Daily Market Color

Rates Are Lower as Fed Unanimously Votes to Leave Benchmark Rate Near Zero

 

Fed not “thinking about thinking about thinking about raising rates”. Yesterday the Fed concluded its policy meeting with the unsurprising decision to leave benchmark rates near zero and commit to “do what we can, and for as long as it takes”. In the press conference following the announcement, Fed Chair Powell reinforced several times that any form of monetary tightening is not even close to being contemplated. The FOMC statement tied the future of the US economy closely to course of the COVID-19 virus, and Powell continually highlighted the need for fiscal support. Treasury yields/swap rates held within the tight range that has been par for the course over the past few weeks. As of this morning the 10yr UST yield resides near all-time lows at 0.54%.
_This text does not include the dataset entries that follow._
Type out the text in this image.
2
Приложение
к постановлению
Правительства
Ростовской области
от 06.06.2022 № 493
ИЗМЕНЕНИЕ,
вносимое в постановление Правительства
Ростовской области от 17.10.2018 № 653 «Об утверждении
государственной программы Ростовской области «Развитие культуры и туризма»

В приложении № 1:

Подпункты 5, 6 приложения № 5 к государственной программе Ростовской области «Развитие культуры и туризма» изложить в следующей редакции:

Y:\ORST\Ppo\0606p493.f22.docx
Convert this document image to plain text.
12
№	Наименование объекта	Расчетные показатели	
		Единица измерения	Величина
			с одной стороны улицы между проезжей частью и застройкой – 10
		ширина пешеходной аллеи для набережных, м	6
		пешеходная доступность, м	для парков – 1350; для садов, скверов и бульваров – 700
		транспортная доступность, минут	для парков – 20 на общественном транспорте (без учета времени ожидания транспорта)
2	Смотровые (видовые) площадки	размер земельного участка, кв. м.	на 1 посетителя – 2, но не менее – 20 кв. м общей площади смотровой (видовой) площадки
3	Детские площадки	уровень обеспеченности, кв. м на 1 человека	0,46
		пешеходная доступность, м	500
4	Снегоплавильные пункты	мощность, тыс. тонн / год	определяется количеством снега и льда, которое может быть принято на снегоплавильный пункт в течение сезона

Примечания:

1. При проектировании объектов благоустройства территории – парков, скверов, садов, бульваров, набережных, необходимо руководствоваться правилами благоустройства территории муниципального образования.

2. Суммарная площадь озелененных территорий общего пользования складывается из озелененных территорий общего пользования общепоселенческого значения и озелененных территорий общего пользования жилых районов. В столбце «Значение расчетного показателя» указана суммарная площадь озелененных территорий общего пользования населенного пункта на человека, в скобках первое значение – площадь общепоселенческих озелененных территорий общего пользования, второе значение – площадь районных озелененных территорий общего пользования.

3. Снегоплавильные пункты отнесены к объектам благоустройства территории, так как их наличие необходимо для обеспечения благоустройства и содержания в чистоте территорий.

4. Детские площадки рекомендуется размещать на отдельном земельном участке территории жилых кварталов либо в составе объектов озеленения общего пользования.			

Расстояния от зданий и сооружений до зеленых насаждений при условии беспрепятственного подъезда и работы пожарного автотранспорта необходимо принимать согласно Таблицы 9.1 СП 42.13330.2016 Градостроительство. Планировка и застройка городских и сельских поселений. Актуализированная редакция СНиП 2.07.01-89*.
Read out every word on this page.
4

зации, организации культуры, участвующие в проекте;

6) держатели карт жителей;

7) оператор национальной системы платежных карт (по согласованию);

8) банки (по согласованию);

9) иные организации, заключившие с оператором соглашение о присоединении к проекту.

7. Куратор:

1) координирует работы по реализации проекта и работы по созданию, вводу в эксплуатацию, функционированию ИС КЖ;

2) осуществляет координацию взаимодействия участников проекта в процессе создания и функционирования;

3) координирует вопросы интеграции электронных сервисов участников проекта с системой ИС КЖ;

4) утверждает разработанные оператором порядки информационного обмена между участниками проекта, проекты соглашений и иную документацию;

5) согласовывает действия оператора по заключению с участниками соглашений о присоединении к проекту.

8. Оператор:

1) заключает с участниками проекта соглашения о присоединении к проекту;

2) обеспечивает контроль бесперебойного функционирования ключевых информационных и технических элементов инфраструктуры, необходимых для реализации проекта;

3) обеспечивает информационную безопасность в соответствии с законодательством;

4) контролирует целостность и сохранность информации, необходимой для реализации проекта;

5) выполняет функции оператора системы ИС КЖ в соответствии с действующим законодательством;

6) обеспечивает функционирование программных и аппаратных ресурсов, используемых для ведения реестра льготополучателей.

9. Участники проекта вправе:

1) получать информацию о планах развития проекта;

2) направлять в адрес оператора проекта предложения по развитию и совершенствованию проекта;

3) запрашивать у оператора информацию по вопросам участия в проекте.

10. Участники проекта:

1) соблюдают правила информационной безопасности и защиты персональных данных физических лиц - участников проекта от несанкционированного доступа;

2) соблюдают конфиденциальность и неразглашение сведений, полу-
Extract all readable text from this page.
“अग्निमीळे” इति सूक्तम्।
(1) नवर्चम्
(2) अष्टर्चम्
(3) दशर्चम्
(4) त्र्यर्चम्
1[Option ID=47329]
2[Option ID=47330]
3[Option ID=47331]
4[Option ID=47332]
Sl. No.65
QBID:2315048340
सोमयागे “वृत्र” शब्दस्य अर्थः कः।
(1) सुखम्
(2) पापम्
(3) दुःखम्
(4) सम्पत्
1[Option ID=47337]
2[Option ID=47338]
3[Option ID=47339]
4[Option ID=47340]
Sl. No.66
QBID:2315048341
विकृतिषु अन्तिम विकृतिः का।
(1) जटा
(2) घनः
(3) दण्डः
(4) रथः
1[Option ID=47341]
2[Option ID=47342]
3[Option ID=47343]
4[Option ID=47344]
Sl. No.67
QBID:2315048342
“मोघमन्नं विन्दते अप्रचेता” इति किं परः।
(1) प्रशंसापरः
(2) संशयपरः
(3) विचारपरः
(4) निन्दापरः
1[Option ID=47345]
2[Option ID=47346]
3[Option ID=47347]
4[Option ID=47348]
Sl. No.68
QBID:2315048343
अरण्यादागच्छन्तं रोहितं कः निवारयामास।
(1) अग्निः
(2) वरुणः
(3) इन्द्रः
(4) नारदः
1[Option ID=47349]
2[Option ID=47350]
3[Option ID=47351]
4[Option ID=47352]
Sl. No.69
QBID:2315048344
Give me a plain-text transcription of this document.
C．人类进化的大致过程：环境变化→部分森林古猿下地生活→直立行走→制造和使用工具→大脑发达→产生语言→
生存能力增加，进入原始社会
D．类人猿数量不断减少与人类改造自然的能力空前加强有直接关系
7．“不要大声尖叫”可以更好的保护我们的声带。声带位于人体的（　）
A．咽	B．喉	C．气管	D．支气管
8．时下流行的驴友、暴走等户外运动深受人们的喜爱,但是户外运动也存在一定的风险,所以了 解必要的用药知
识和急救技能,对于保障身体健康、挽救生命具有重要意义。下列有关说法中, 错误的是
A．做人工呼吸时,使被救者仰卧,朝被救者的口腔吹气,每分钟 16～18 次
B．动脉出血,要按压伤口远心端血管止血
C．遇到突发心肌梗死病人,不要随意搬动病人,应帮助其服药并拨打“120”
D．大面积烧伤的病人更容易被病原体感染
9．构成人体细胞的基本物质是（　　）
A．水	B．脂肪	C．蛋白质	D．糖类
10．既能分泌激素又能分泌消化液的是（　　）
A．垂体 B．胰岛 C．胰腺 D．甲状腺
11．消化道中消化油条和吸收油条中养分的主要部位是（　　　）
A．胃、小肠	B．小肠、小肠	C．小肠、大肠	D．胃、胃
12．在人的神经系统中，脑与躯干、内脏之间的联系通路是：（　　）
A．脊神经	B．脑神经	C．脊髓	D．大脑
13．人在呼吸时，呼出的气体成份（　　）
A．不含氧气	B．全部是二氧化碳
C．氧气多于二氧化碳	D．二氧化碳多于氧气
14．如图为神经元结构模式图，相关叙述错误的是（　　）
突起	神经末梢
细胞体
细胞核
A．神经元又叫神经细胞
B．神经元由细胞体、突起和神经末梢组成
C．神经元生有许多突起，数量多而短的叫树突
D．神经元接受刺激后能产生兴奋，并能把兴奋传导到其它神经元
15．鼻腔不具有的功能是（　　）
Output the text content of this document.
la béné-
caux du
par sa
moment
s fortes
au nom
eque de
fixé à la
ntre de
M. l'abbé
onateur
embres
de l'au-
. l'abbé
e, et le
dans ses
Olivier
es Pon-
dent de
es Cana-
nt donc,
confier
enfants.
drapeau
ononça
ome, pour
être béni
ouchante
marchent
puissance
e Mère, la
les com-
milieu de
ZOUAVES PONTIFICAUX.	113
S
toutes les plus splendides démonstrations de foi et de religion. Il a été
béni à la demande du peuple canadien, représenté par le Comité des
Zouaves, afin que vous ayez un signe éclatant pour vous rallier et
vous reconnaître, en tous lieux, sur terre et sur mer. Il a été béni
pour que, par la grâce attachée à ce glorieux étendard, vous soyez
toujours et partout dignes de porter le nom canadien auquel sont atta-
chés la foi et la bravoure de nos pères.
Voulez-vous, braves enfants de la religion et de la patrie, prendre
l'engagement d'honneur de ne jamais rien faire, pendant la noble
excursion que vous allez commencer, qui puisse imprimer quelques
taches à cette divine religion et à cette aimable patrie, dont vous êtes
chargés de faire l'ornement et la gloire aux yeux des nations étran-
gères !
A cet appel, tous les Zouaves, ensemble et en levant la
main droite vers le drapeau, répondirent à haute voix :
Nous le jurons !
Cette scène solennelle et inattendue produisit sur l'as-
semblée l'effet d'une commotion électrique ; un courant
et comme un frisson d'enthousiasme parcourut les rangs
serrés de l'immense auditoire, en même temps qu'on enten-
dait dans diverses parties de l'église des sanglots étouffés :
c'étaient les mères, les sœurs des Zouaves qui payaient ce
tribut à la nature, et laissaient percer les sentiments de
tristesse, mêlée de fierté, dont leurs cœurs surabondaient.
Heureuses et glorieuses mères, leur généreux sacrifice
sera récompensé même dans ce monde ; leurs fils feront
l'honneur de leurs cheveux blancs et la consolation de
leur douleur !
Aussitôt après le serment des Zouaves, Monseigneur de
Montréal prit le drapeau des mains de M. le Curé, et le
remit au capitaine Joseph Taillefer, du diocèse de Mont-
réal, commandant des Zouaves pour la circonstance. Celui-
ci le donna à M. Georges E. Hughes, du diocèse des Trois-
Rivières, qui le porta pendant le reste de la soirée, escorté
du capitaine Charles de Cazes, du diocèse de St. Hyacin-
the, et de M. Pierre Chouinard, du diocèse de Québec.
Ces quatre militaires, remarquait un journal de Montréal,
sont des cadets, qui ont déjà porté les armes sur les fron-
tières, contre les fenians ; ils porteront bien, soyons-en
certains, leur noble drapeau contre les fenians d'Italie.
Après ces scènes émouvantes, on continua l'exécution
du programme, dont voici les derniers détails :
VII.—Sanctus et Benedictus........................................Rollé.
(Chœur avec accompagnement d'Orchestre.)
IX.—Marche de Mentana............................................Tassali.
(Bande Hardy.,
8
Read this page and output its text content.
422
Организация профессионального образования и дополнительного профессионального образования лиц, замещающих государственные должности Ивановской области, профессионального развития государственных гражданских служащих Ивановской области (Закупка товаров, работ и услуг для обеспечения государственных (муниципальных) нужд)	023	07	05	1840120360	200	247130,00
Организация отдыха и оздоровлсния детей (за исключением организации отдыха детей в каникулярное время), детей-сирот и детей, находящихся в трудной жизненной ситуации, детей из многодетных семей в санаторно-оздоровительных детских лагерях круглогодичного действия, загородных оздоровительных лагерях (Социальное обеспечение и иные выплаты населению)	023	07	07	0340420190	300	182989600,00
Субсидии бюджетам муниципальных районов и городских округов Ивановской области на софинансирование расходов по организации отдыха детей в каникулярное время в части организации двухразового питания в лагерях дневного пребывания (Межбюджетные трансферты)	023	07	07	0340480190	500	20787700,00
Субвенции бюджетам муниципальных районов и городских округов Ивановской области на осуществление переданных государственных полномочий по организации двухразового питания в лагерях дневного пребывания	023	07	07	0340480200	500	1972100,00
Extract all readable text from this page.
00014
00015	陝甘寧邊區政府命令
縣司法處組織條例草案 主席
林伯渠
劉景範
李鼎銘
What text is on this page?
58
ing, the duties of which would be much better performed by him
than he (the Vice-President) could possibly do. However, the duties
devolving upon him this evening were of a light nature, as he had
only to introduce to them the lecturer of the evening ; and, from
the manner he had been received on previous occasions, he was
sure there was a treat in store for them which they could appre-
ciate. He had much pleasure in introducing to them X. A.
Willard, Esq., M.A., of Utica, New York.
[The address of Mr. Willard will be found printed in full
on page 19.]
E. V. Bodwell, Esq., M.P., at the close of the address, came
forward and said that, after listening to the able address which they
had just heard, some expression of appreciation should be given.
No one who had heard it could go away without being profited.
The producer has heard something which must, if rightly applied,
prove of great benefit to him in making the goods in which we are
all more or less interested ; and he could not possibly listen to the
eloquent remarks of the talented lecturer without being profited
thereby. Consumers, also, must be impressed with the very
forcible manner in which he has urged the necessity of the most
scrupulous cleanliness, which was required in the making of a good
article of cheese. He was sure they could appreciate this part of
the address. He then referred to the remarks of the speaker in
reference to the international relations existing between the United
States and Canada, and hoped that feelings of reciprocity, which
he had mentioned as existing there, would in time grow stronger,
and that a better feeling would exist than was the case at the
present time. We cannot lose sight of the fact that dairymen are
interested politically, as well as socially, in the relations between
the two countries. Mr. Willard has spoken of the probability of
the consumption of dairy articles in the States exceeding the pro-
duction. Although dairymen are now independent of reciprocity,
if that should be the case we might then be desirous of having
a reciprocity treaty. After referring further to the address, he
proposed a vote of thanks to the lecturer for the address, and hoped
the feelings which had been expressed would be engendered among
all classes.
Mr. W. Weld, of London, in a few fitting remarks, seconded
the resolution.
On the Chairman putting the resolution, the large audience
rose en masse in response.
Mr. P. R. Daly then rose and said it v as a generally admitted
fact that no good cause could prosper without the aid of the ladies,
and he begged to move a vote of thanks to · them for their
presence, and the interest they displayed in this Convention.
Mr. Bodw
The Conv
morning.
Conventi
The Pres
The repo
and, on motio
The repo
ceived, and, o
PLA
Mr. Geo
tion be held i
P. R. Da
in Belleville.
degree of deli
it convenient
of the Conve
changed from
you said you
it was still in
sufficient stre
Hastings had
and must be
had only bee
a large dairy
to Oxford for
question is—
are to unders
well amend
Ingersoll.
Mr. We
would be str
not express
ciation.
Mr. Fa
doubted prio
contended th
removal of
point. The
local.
A comparison of yesterday’s FOMC statement and that of the prior meeting can be found here: https://www.derivativepath.com/sites/default/files/Fed%20July%202020%20Comparison.pdf.

 

 

Stocks edge higher as tech CEOs testify before Congress. Major US stock indices managed to post gains yesterday as the chief executives of Amazon, Google, Facebook, and Apple were peppered with antitrust allegations in a testimony before Congress. Topics addressed included unfair practices towards third party sellers, search engine manipulation, aggressive acquisitions, and political steering, among many others. President Trump felt the need to throw his directive into the conversation, tweeting “If Congress doesn’t bring fairness to Big Tech, which they should have done years ago, I will do it myself with Executive Orders.” Equities remained resilient throughout the day, with the tech-heavy Nasdaq leading major indices on its way to a 1.35% rise. Those gains have since been reversed this morning after financial markets were presented with a series of weak data points.

 

 

COVID-19 impact continues to weigh on economic data. This morning the Commerce Department released its initial estimate of US GDP during Q2 – an annualized contraction of 32.9%, representing the worst print on record. Compared to 2019 Q2, the figure was down 9.5%, driven by a standstill in business activity during the pandemic. Also not helping market sentiment this AM, initial jobless claims for the week of July 25th came in roughly 500k higher than economist expectations. The total number tallied 1.434 million, rising from the previous week’s 1.422 million revised figure.